Somewhere along the way, I heard this piece of parenting advice: give your child one chore for each year they’ve completed. A five-year-old gets five chores, a ten-year-old gets ten chores. Thirty-one-year-olds get thirty-one chores. Unfortunately.
Anyway, that advice stuck with me and the kids are each in charge of their own chores. Well…in all fairness, Calvin’s “chore” right now is to finish his lunch, which is not so much a chore as a life requirement and often not so much “accomplished” as it is “thrown all over the floor.” I’m hoping that once he starts walking we can move on to helping Mom put toys back in the toy basket, which was Eva’s chore when she was one.
Eva does great at her chores. They are:
1 /// Folding all of her own clothes. She sits on the bed while I fold the laundry and her job is to pull her clothes out and fold them so I can put them in her drawer. This involves (1) identifying which clothes are hers, (2) turning them right-side-out, (3) folding them, and (4) stacking them once folded. It’s true that the folding jobs are a little lumpy but she’s getting better every day!

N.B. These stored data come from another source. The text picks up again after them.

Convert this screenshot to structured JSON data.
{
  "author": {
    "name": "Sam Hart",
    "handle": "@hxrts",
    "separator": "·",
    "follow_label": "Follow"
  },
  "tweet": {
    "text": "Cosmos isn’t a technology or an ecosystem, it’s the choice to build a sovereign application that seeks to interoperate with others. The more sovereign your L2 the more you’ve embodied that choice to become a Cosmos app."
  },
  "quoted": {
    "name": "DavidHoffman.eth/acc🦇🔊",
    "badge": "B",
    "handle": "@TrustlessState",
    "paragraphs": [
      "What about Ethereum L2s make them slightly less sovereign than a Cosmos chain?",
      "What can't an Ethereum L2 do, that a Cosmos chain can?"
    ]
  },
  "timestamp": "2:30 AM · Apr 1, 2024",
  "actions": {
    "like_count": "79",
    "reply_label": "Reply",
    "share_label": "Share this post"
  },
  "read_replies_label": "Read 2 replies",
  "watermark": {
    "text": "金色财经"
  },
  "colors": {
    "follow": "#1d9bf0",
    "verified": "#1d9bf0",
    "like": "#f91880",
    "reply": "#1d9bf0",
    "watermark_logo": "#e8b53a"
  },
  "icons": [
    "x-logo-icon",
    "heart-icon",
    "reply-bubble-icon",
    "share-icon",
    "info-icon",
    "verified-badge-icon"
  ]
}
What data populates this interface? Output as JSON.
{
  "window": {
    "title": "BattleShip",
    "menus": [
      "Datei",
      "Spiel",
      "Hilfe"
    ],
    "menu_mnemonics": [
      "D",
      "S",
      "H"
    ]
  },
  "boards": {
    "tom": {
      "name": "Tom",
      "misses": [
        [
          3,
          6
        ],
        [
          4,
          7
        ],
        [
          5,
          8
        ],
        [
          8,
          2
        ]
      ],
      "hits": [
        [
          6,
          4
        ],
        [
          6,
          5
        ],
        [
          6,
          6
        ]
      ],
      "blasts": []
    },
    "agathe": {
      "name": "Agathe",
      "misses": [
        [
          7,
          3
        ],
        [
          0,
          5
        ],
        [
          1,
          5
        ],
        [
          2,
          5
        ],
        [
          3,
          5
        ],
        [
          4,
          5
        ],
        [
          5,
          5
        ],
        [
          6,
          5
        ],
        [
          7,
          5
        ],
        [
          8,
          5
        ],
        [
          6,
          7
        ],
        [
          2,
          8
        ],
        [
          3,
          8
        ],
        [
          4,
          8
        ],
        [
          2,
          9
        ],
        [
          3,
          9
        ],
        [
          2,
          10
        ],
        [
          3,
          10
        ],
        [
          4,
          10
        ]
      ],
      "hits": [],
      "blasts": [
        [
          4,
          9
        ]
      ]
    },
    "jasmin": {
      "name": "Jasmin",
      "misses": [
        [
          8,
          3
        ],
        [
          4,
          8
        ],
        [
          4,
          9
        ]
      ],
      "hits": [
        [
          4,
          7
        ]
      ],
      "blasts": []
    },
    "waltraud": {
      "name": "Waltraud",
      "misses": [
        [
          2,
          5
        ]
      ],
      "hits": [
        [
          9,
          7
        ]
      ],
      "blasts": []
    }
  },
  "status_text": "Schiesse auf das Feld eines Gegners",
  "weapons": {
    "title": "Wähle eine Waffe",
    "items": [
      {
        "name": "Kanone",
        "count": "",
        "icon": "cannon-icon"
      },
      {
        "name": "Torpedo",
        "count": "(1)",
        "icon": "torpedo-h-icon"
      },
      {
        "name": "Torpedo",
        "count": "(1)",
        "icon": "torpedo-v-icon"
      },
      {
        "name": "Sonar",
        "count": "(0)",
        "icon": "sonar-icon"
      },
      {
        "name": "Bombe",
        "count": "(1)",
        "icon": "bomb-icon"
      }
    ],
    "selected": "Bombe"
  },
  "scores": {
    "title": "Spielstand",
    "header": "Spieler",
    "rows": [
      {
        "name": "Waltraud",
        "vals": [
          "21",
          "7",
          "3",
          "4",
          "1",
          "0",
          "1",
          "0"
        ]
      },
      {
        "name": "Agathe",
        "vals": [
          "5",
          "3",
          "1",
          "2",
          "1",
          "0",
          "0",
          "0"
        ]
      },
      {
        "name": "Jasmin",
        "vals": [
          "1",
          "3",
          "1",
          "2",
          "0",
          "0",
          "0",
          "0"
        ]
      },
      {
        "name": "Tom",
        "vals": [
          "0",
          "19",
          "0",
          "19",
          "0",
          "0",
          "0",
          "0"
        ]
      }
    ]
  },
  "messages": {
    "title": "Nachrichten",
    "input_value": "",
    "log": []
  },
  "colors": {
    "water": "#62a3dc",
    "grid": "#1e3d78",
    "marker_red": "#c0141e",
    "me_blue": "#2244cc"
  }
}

2 /// Putting her dirty clothes in (or near) the washing machine. For a while, I had little piles of little clothing all over because Eva would wriggle out of things and then just drop them in a heap. It’s a huge time-saver that she can get herself dressed, but the little piles of clothes were unacceptable (and sock-losing) so now she’s responsible for putting them in the wash.
3 /// Cleaning the playroom by bedtime. This is Eva’s biggest chore and the one we’ve had the most trouble with. All of the toys in the playroom need to be back in their proper place before the kids go to sleep, so we always stop whatever we’re doing an hour before bedtime to clean up. If the room gets clean, we play a game or read books. If it doesn’t, we stand over her and threaten to put scattered toys in storage.
It’s a rotten job for everyone involved because we (the parents) sound like grouchy nags and Eva is fully aware of how unfair it is that Calvin does most of the playroom destroying and absolutely none of the cleaning up. In a more just world, we wouldn’t expect her to clean up after Calvin, but it’s impossible to detangle the chaos at the end of the day and it really doesn’t take that long to clean the room once she focuses and stops playing with everything. Oh well…it’s not like she’s Cinderella.
Other ideas for three-year-old chores: wiping down the table with a wet dishrag after meals, sweeping dirt off the porch, pulling groceries out of grocery bags, washing mirrors with newspaper and white vinegar, wiping down baseboards and doorknobs, and/or turning off all the lights before leaving the house.